Taken together, IgG-opsonization of Salmonella suppressed the capacity of this pathogen to evade phagocytosis by DCs18 and a higher number of DCs internalized bacteria. Furthermore, each individual DC internalized larger bacterial loads.
IgG-opsonized Salmonella remains capable of secreting anti-capture SPI-1 effectors
The observation that IgG opsonization enhances the capacity of DCs to capture S. Typhimurium could be the result of a suppression of the release of SPI-1-derived effectors that interfere with DC phagocytosis.18 To evaluate whether IgG opsonization impairs the capacity of S. Typhimurium to secrete SPI-1-derived effectors, SRBC haemolysis was measured as previously described.29 As a positive control SRBC were challenged with free S. Typhimurium that harbour an intact SPI-1. As a negative control, SRBCs were challenged with ST(ΔInvC), a mutant strain of Salmonella that fails to produce haemolysis because it is unable to translocate SPI-1 effectors.18 The ST-IgG induced SRBC haemolysis at equivalent levels to those of free wild-type S. Typhimurium (Fig. 2a). As expected, no SRBC haemolysis was observed for the ST(ΔInvC) strain (Fig. 2a). Also, no significant SRBC haemolysis was induced by the IgG alone (Fig. 2a). These data suggest that IgG-opsonization does not prevent Salmonella from secreting SPI-1 effectors.

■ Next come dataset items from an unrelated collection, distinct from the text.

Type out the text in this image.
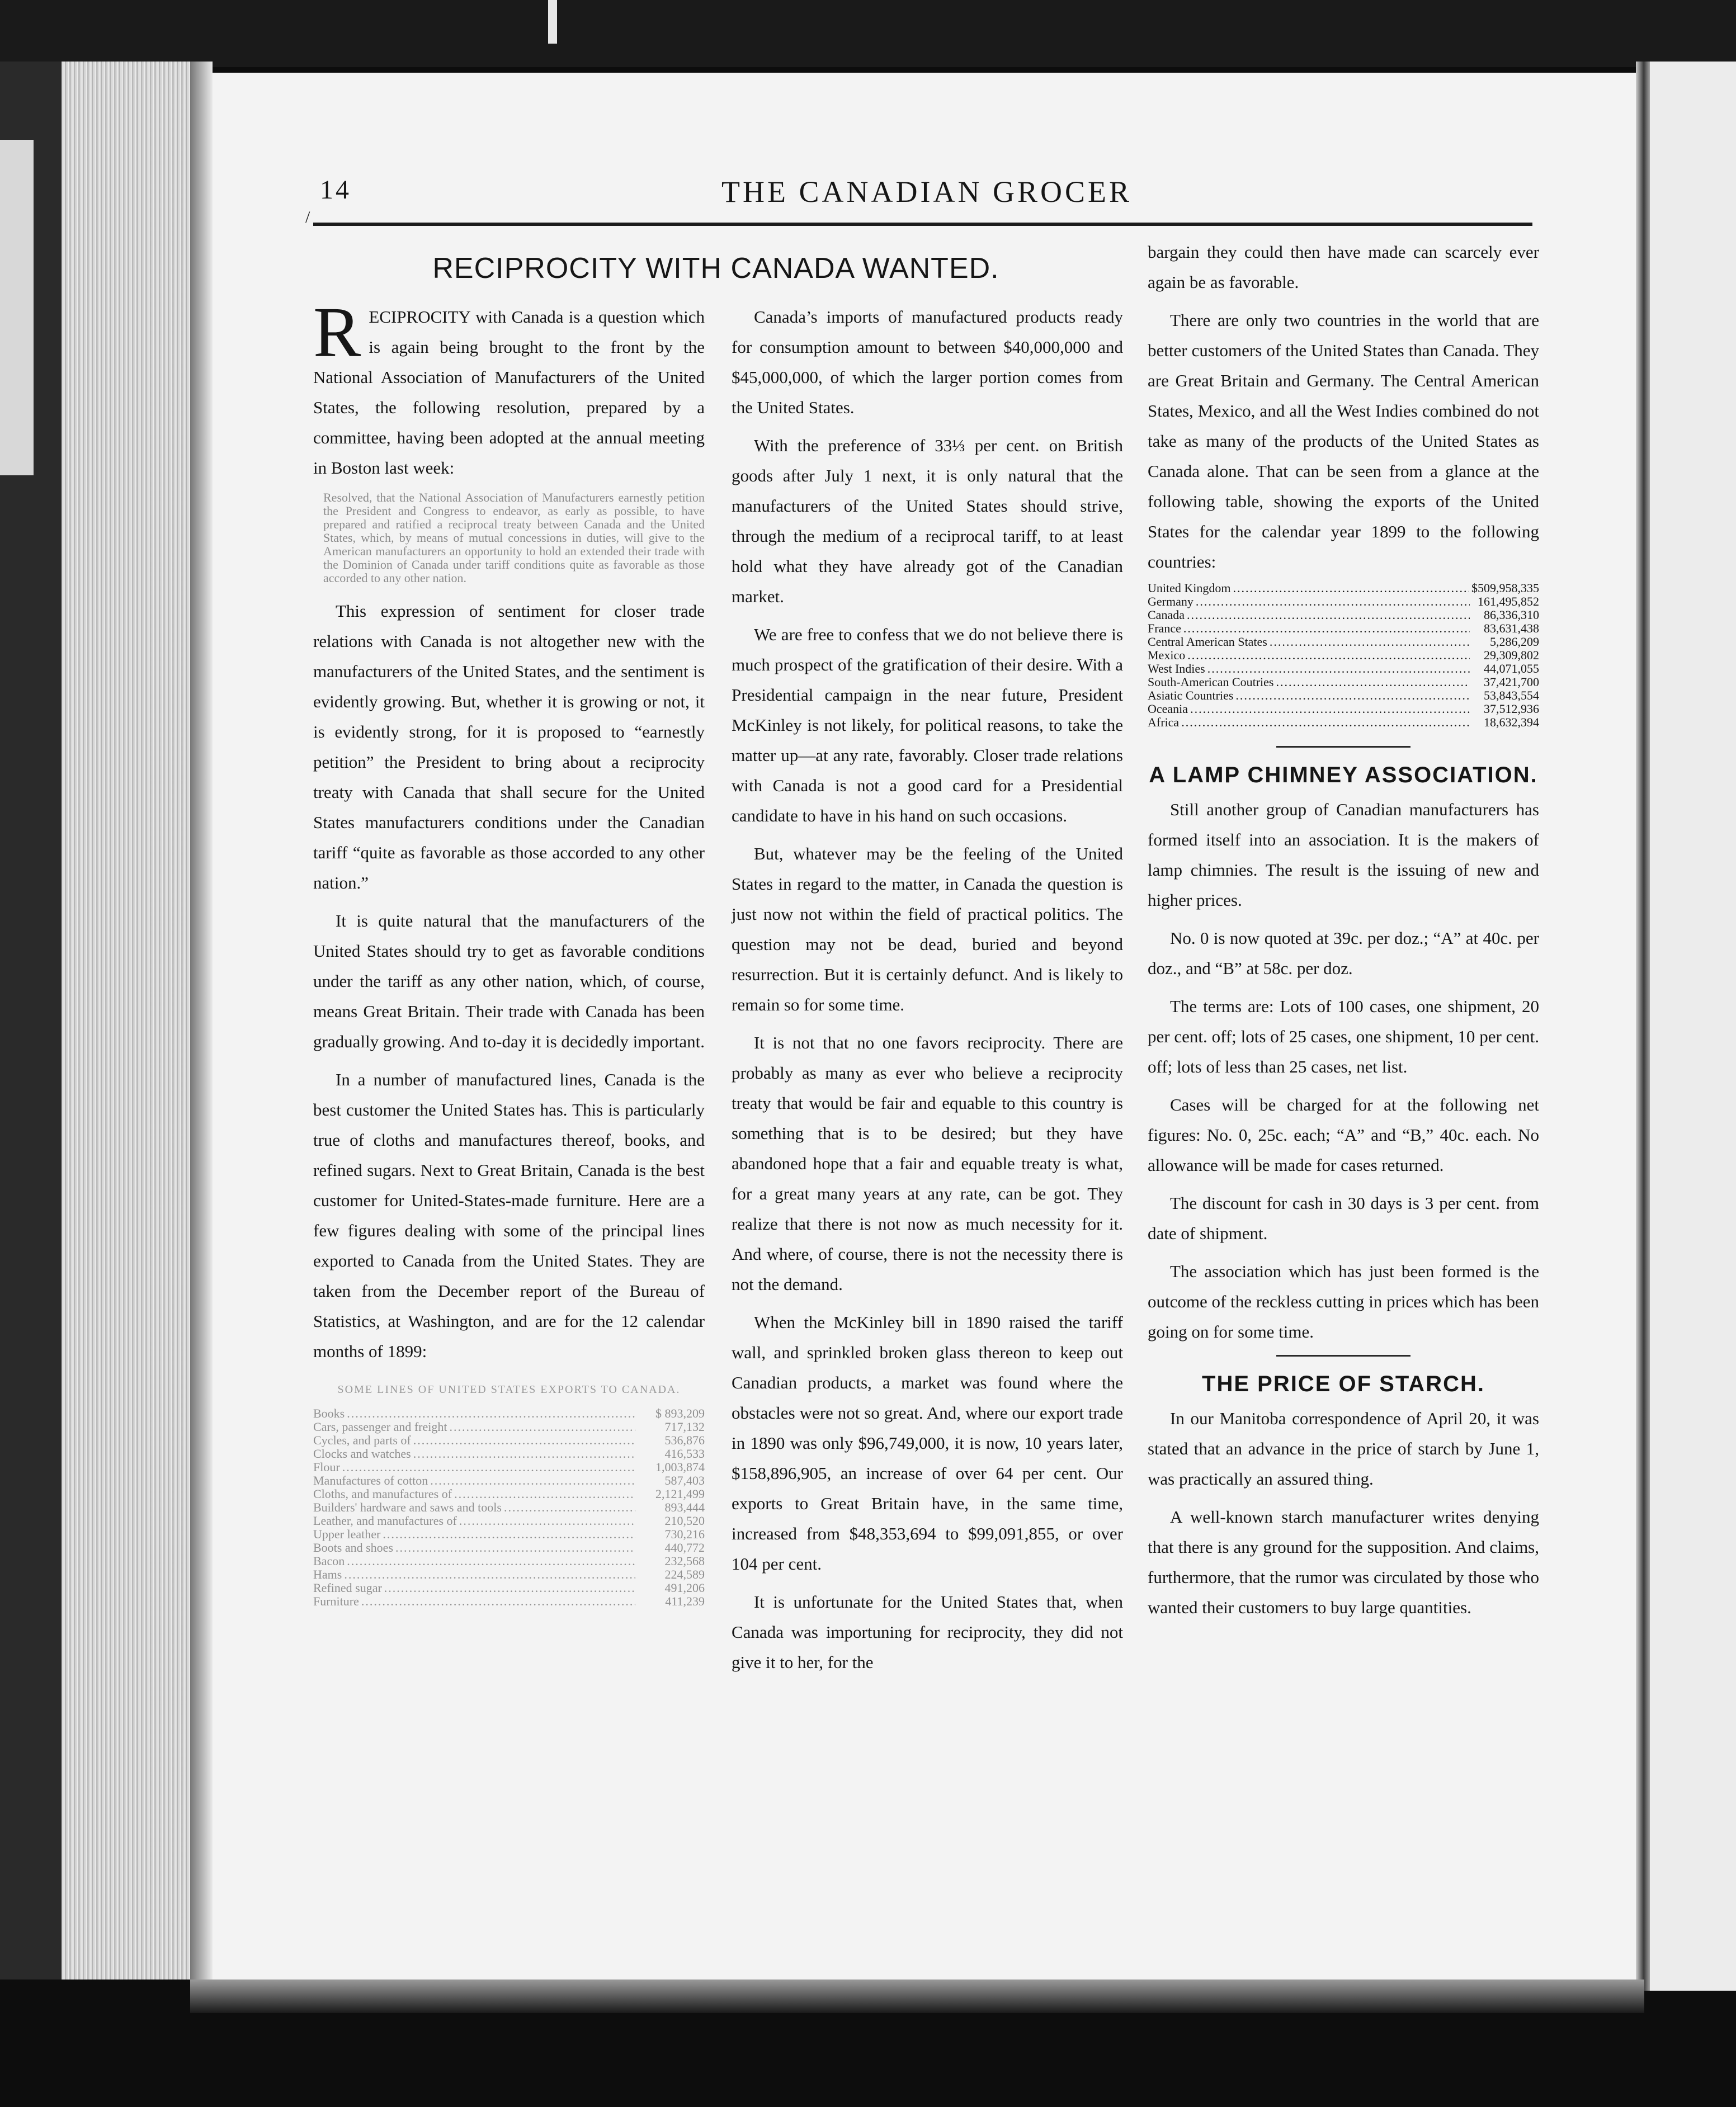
14
/
THE CANADIAN GROCER
RECIPROCITY WITH CANADA WANTED.

R ECIPROCITY with Canada is a question which is again being brought to the front by the National Association of Manufacturers of the United States, the following resolution, prepared by a committee, having been adopted at the annual meeting in Boston last week:

Resolved, that the National Association of Manufacturers earnestly petition the President and Congress to endeavor, as early as possible, to have prepared and ratified a reciprocal treaty between Canada and the United States, which, by means of mutual concessions in duties, will give to the American manufacturers an opportunity to hold an extended their trade with the Dominion of Canada under tariff conditions quite as favorable as those accorded to any other nation.

This expression of sentiment for closer trade relations with Canada is not altogether new with the manufacturers of the United States, and the sentiment is evidently growing. But, whether it is growing or not, it is evidently strong, for it is proposed to “earnestly petition” the President to bring about a reciprocity treaty with Canada that shall secure for the United States manufacturers conditions under the Canadian tariff “quite as favorable as those accorded to any other nation.”

It is quite natural that the manufacturers of the United States should try to get as favorable conditions under the tariff as any other nation, which, of course, means Great Britain. Their trade with Canada has been gradually growing. And to-day it is decidedly important.

In a number of manufactured lines, Canada is the best customer the United States has. This is particularly true of cloths and manufactures thereof, books, and refined sugars. Next to Great Britain, Canada is the best customer for United-States-made furniture. Here are a few figures dealing with some of the principal lines exported to Canada from the United States. They are taken from the December report of the Bureau of Statistics, at Washington, and are for the 12 calendar months of 1899:

SOME LINES OF UNITED STATES EXPORTS TO CANADA.
Books .....	$ 893,209
Cars, passenger and freight .....	717,132
Cycles, and parts of .....	536,876
Clocks and watches .....	416,533
Flour .....	1,003,874
Manufactures of cotton .....	587,403
Cloths, and manufactures of .....	2,121,499
Builders' hardware and saws and tools .....	893,444
Leather, and manufactures of .....	210,520
Upper leather .....	730,216
Boots and shoes .....	440,772
Bacon .....	232,568
Hams .....	224,589
Refined sugar .....	491,206
Furniture .....	411,239

Canada’s imports of manufactured products ready for consumption amount to between $40,000,000 and $45,000,000, of which the larger portion comes from the United States.

With the preference of 33⅓ per cent. on British goods after July 1 next, it is only natural that the manufacturers of the United States should strive, through the medium of a reciprocal tariff, to at least hold what they have already got of the Canadian market.

We are free to confess that we do not believe there is much prospect of the gratification of their desire. With a Presidential campaign in the near future, President McKinley is not likely, for political reasons, to take the matter up—at any rate, favorably. Closer trade relations with Canada is not a good card for a Presidential candidate to have in his hand on such occasions.

But, whatever may be the feeling of the United States in regard to the matter, in Canada the question is just now not within the field of practical politics. The question may not be dead, buried and beyond resurrection. But it is certainly defunct. And is likely to remain so for some time.

It is not that no one favors reciprocity. There are probably as many as ever who believe a reciprocity treaty that would be fair and equable to this country is something that is to be desired; but they have abandoned hope that a fair and equable treaty is what, for a great many years at any rate, can be got. They realize that there is not now as much necessity for it. And where, of course, there is not the necessity there is not the demand.

When the McKinley bill in 1890 raised the tariff wall, and sprinkled broken glass thereon to keep out Canadian products, a market was found where the obstacles were not so great. And, where our export trade in 1890 was only $96,749,000, it is now, 10 years later, $158,896,905, an increase of over 64 per cent. Our exports to Great Britain have, in the same time, increased from $48,353,694 to $99,091,855, or over 104 per cent.

It is unfortunate for the United States that, when Canada was importuning for reciprocity, they did not give it to her, for the

bargain they could then have made can scarcely ever again be as favorable.

There are only two countries in the world that are better customers of the United States than Canada. They are Great Britain and Germany. The Central American States, Mexico, and all the West Indies combined do not take as many of the products of the United States as Canada alone. That can be seen from a glance at the following table, showing the exports of the United States for the calendar year 1899 to the following countries:

United Kingdom .....	$509,958,335
Germany .....	161,495,852
Canada .....	86,336,310
France .....	83,631,438
Central American States .....	5,286,209
Mexico .....	29,309,802
West Indies .....	44,071,055
South-American Coutries .....	37,421,700
Asiatic Countries .....	53,843,554
Oceania .....	37,512,936
Africa .....	18,632,394
A LAMP CHIMNEY ASSOCIATION.

Still another group of Canadian manufacturers has formed itself into an association. It is the makers of lamp chimnies. The result is the issuing of new and higher prices.

No. 0 is now quoted at 39c. per doz.; “A” at 40c. per doz., and “B” at 58c. per doz.

The terms are: Lots of 100 cases, one shipment, 20 per cent. off; lots of 25 cases, one shipment, 10 per cent. off; lots of less than 25 cases, net list.

Cases will be charged for at the following net figures: No. 0, 25c. each; “A” and “B,” 40c. each. No allowance will be made for cases returned.

The discount for cash in 30 days is 3 per cent. from date of shipment.

The association which has just been formed is the outcome of the reckless cutting in prices which has been going on for some time.

THE PRICE OF STARCH.

In our Manitoba correspondence of April 20, it was stated that an advance in the price of starch by June 1, was practically an assured thing.

A well-known starch manufacturer writes denying that there is any ground for the supposition. And claims, furthermore, that the rumor was circulated by those who wanted their customers to buy large quantities.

Alternatively, we evaluated whether SPI-1 effectors released from IgG-coated bacteria could still promote the entry of Salmonella into non-phagocytic cells, such as L cells.18 First, we ruled out the expression of low-affinity FcγRs on the surface of L cells by staining with an anti-CD16/CD32 antibody, which recognizes both FcγRIIb and FcγRIII (Fig. 2b). Dendritic cells were used as a positive control in these experiments. Then, L cells were infected with ST, ST-IgG, ST(ΔInvC) and ST(ΔInvC)-IgG for 60 min. As expected, large amounts of free S. Typhimurium were detected on L cells, but no significant entry could be detected for ST(ΔInvC) and ST(ΔInvC)-IgG (Fig. 2c). Interestingly, ST-IgG remained capable of invading epithelial cells, because significant amounts of bacteria could be recovered from infected L cells (Fig. 2c). These results support the notion that SPI-1-secreted effectors are fully functional on IgG-opsonized S. Typhimurium. As previously described,18 when DCs were challenged with ST(ΔInvC) strong bacterial internalization was observed because of deficienct SPI-1 effector translocation (Fig. 2d–f). In addition, both ST-IgG and ST(ΔInvC)-IgG were internalized in larger amounts by DCs but, interestingly, we recovered similar amounts of bacteria for both strains when coated with IgG (Fig. 2d–f). Because opsonized Salmonella retained the capacity to secrete SPI-1 effectors, these results suggest that DCs engulf ST-IgG using a molecular mechanism that is not inhibited by Salmonella SPI-1-derived effectors.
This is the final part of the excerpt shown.